The Gas Infrastructure Emissions Working Group is specifically focussed on reducing emissions from current operations and projects. Davies says recognising this is essential in the short and medium term while efforts to decarbonise gas are underway to address emissions in the longterm.

He says the other main focus is to turn the industrys’ mind to 2030 and sharing information across the companies about what is a realistic emissions reduction goal for 2030.

“Every company will come up with its own target, but the group is more about bringing together the technical people who are expected to deliver these goals so they can share what they are working on so not everyone is starting from scratch,” Davies says.

“There is one company that has investigated compressor fuel use for the last five years and learnt a few things that they are willing to share with people who are just starting out.”

As part of the Gas Vision 2050: Delivering a Clean Energy Future report, the major conclusion is that net-zero emissions can be reached with hydrogen at half the cost of electrification.

Davies says hydrogen is part of the gas infrastructure’s emissions reduction journey and he hopes by 2030 that it will play an important role.

Steve Davies, APGA CEO

However, he says the number one thing that will result in emissions reduction by 2030 is the industry getting better and more efficient.

Australian Gas Infrastructure Group (AGIG) Senior Engineer for low carbon future Robert Davis outlined at a recent APGA POG Seminar that there will be a future for hydrogen, but what it looks like will be interesting.

Davis says that in terms of network compatibility hydrogen is looking to be compatible with most components.
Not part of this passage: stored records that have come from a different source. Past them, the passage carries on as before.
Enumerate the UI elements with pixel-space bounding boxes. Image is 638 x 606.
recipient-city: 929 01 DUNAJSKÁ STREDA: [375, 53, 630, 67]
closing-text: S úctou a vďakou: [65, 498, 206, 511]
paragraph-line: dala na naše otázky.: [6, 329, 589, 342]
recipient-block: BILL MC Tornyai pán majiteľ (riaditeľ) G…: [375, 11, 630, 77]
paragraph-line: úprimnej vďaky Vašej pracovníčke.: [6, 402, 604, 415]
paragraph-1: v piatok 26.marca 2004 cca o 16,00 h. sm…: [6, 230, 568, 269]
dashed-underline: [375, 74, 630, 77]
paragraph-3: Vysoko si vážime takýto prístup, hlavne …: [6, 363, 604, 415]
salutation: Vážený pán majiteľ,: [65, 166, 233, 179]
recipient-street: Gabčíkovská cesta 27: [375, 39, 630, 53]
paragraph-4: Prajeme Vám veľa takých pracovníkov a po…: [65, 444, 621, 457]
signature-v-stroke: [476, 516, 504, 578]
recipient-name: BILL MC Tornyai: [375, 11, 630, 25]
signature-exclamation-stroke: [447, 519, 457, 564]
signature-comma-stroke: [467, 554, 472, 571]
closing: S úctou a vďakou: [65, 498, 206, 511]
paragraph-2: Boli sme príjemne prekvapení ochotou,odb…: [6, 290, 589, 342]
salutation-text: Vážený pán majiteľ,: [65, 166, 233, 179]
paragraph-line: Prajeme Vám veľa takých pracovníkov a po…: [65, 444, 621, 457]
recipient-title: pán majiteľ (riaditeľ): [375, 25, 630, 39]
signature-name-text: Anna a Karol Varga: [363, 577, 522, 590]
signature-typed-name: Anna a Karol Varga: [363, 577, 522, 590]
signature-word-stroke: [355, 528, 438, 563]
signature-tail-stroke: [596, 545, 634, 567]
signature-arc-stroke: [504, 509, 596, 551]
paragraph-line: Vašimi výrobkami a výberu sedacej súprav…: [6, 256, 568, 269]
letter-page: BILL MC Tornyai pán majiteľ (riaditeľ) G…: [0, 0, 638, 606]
At the moment, South Australia has a 5 per cent blended hydrogen gas network, with an overall goal of reaching 10 per cent.

In South Australia, AGIG has demonstrated how a hydrogen blending network is integral in its vision to reach volumes of 10 per cent renewable gas by 2030 and to fully decarbonise all its distribution networks by 2040 as a stretch target.

This goal is being achieved through the Hydrogen Park South Australia (HyP SA), which since May 2021, has been servicing approximately 700 residential homes on its network providing Australia’s first delivery of a 5 per cent blended renewable hydrogen gas.

HyP SA is an Australian-first project that produces renewable hydrogen gas. Supported by the South Australian Government with grant funding of $4.9 million, the $14.5m HyP SA project is aligned with the South Australia’s vision to leverage its wind, sun, land, infrastructure, and skills to be a world-class renewable hydrogen supplier and to reach net zero emissions by 2050.

However, Davies says there is a lot to still be done in the hydrogen space, with the next five years being crucial in understanding how quickly Australia can get up to a 10 per cent blend.

“There is a lot of excitement about hydrogen, and a lot of it is about projects that could happen in ten years once hydrogen has become a thing,” he says.

“From what I see is that it is the gas infrastructure companies are focussed on making hydrogen and scaling up. We really need to tap into the hydrogen blending as it is the right market and there is a big advocacy piece to get across to policy makers that the role of the gas infrastructure is critical to making hydrogen achieve scale as soon as possible.”

Davies says while Australia is on the pathway to reducing emissions, more work needs to be done from all parties in order to reach the 2050 goal.

HyP SA is an Australian-first project that produces renewable hydrogen gas.

South Australia has a 5 per cent blended hydrogen gas network, with an overall goal of reaching 10 per cent.